A couple of weeks ago I reported on a roundtable discussion on social mobility, organised by the Law Society’s junior lawyers division. It was a great discussion with a stunningly eloquent group of junior lawyers who deserve to go far in their careers. 

But I’m not writing this to give them a pat on the back – their peers and superiors should be doing that. The truth is some of the things they said challenged my views on social mobility, a topic I’ve been actively engaged with for longer than some around that roundtable have been alive. 

And I’m not alone in needing to rethink my assumptions.

Most initiatives back one type of social mobility – and it’s the type where we think that all talented people need is a bit of help being recognised, and then some help getting to a new environment where they can be helped to fit in. 

That’s the type I wanted in the early 1990s, aiming for things from my south Essex comprehensive (a one-time secondary modern). Cambridge college? Yes please. Black tie ball? Yes, I’ll take that. A move to London? Indeed. Job in politics, then media? Absolutely. Glass of champagne in an art gallery? I’ll take two. A return to my roots? No thanks!  

It’s a totally legitimate version of moving up, mine, and it’s called escape. The trouble is, escape is too influential as a version. The idea of ‘escape’ is the reason Prince Charles thinks we need a return to grammar schools. It’s Nick Clegg and Michael Gove’s version of ‘social mobility’.

But should everyone with a bit of potential have to, effectively, do a runner?

Some of those at the Manchester roundtable talked about the need to fit into a new mold as a source of stress. The need to think all the time about the way you talk and dress to fit in is a source of stress. Everyone’s assumption, once you seem to fit in at a certain kind of law firm or chambers, that you can ski and went to private school adds to the feeling of being an imposter.
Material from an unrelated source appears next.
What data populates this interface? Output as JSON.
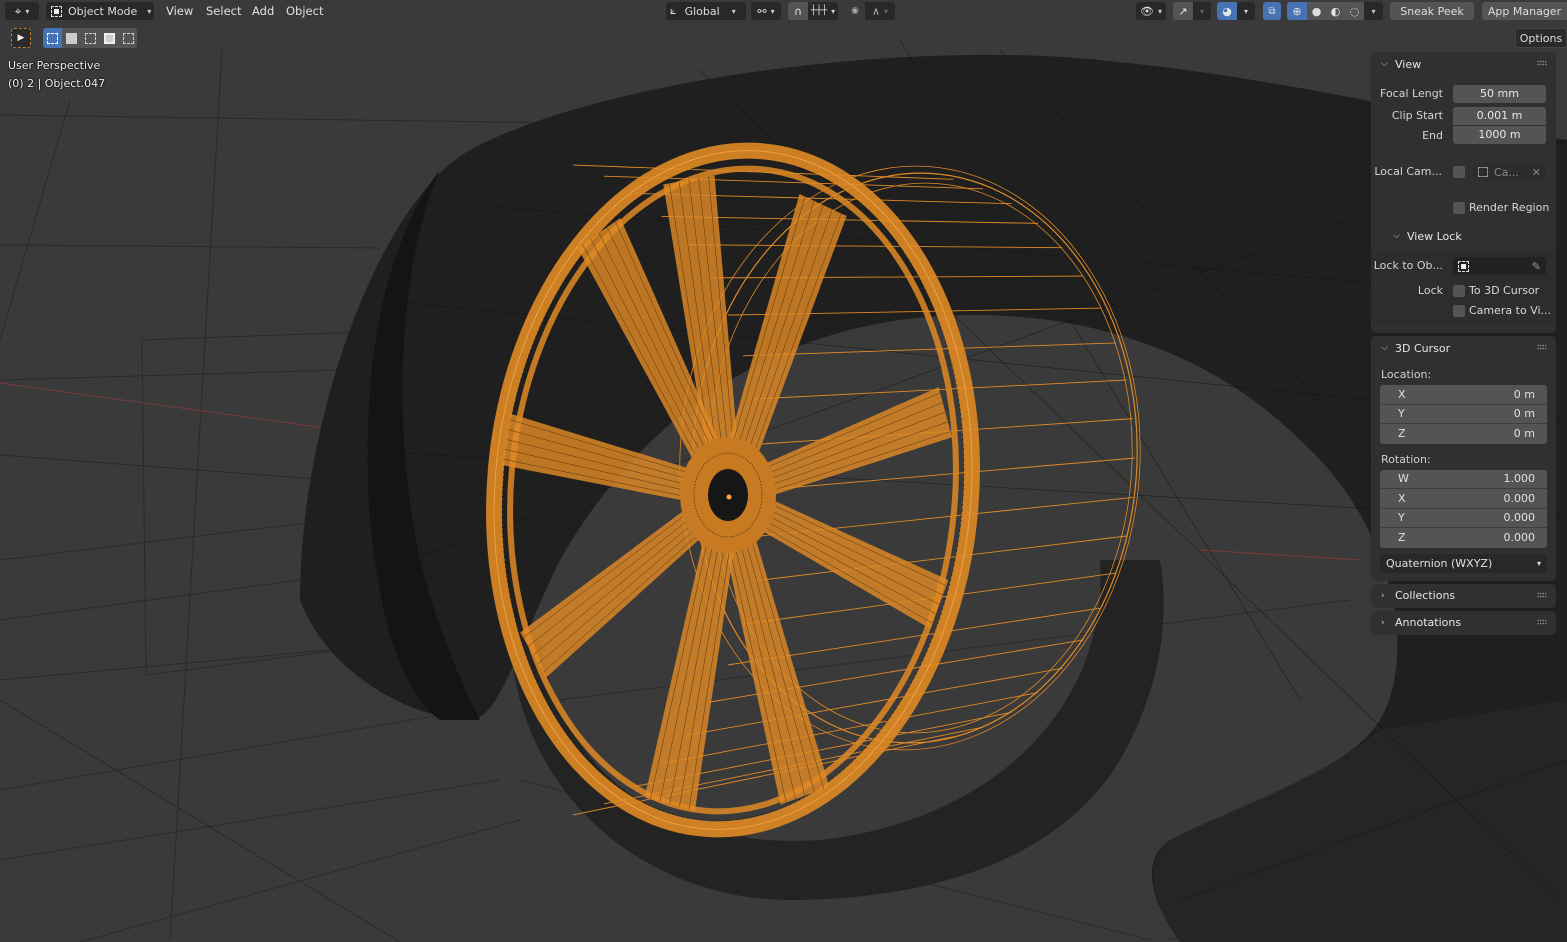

And then the place you’re from, the people you once hung out with, family even, think you’ve changed and left them. You don’t fit there either.

Changing to fit a new environment can be a choice. But should it be a precondition? And do we even acknowledge that it is a precondition as we seek to top up law’s gene pool by spotting and encouraging talented, clever people who’ve not had every advantage in life? 

‘Lawyers,’ my eldest daughter, who I took to an event this week, observed, ‘have a way of dressing – it’s not just smart like people in The Apprentice.’

As we look at the legal profession’s efforts on diversity and inclusion, efforts are made to make its spaces welcoming in some ways. At one firm, all the lanyards have rainbow stripes, to denote its commitment to being a good place for LGBT+ lawyers to work and make a career, and to signal that you can, in terms of gender and sexuality, bring your whole self to work.

Could you, though, as easily bring to work life experiences, a worldview, a background, even an accent that doesn’t fit? In too many of law’s elite places, the answer at the moment is ‘no’.

This is not an easy issue to address, but until we do, those places are only ever going to attract escapees.